# Need an Opinon

## Styles

I'm used to using Trillain on winblows which is an all in one IM software pacakge supporting all major IM suites. And I'm look for something like it for KDE. So my question is...

What do you guys use? 

Which one is the best?

----------

## klieber

 *Styles wrote:*   

> What do you guys use?

 

I use and recommend Gaim

--kurt

----------

## pavera

I also use and recommend Gaim

emerge gaim

----------

## mksoft

kopete http://kopete.kde.org/  looks promising (altough taking it first steps right now).

----------

## mb

i heared some reports, that trillian is working fine with later/latest versions of wine....

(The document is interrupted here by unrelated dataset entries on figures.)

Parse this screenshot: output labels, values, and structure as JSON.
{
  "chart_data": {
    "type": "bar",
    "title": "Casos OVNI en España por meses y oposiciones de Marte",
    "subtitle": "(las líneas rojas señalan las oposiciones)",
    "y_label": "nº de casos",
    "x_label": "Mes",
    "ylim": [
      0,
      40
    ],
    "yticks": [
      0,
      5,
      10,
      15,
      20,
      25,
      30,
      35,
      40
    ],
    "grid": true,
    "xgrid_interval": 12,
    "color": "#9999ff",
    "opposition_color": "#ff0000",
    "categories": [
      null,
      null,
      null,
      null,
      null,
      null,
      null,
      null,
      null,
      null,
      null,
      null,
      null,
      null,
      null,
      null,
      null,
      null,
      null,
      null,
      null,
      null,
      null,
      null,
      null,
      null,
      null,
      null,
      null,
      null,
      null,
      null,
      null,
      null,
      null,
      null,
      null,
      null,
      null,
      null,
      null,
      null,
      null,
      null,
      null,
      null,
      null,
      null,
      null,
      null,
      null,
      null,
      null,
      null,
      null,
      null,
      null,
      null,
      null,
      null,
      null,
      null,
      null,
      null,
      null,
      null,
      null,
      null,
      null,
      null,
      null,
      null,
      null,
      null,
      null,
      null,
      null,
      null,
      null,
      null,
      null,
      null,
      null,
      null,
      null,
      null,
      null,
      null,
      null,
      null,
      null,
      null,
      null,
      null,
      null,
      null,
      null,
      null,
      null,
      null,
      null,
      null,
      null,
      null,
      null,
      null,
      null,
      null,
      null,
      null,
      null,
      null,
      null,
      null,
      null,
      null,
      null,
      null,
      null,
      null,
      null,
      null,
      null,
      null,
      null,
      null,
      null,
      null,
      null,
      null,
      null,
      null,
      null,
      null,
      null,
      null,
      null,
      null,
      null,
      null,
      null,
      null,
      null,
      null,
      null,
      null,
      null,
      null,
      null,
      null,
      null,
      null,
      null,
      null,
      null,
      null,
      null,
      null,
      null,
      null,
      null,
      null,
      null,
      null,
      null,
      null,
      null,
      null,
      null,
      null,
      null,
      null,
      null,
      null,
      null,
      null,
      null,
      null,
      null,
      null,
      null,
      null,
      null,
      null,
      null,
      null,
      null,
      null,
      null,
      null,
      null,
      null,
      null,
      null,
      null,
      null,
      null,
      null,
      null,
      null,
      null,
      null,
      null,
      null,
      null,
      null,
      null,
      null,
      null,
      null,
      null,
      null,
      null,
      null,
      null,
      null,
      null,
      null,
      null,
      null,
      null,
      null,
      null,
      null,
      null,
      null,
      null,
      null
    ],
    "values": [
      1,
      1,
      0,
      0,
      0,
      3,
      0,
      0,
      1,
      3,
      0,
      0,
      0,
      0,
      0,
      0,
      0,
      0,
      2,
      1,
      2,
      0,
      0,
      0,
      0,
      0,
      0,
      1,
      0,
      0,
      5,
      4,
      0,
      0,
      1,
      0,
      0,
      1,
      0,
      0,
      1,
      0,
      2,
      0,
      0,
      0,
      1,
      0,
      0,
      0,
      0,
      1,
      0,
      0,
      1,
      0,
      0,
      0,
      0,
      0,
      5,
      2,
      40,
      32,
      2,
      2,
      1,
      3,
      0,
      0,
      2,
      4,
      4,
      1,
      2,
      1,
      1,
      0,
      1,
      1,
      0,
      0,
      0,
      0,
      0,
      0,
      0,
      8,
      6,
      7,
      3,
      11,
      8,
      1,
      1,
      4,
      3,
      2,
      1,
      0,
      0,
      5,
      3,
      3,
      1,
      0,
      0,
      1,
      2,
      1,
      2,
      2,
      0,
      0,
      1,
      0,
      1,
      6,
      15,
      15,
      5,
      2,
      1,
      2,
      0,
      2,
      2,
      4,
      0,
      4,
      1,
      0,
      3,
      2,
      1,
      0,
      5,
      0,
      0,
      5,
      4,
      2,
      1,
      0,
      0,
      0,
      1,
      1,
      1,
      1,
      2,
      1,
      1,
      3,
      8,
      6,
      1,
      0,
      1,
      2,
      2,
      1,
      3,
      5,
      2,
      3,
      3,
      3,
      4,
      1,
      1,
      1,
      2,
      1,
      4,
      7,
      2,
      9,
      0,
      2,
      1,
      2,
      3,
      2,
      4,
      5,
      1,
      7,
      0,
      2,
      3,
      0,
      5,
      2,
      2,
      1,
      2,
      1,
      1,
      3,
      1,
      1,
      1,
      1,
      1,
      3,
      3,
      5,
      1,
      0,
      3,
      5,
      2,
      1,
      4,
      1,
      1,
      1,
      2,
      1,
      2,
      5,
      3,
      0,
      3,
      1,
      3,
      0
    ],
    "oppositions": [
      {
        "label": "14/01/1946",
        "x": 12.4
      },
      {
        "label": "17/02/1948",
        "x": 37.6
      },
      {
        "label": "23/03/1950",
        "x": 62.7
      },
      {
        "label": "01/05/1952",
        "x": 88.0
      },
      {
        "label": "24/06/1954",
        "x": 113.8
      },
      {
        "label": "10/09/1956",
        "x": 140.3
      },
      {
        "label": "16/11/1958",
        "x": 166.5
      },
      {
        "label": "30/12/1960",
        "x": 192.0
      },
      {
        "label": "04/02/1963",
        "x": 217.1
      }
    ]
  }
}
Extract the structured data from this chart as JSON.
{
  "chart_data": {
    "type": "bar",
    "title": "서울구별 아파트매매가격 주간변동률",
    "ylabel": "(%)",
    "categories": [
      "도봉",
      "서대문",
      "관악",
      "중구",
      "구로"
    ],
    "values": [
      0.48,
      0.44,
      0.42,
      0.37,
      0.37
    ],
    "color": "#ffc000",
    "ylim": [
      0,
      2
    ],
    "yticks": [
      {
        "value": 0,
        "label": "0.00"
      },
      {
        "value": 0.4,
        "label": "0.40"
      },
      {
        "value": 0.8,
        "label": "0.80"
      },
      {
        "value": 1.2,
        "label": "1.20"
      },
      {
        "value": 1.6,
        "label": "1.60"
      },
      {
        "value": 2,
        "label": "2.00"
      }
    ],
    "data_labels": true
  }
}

if you like trillian.. give it try... 

#mb

----------

## Zu`

If you like console progs

emerge centericq

it supports ICQ, AIM, MSN, Yahoo (and basic IRC support)

----------

## Styles

Thanx Guys Giam seems to fit the bill. 

Hey Zu` I'm big on the console but not that big. If I was still on an AS400 were I used to work I would of tried to compile it on that thing LOL

----------

## Guest

Everybuddy supports AIM, ICQ, YAHOO!, MSN, JABBER and IRC with a slew of features.

emerge everybuddy

Gaim is nice, but I prefer Everybudyy, but that's just me.

P

----------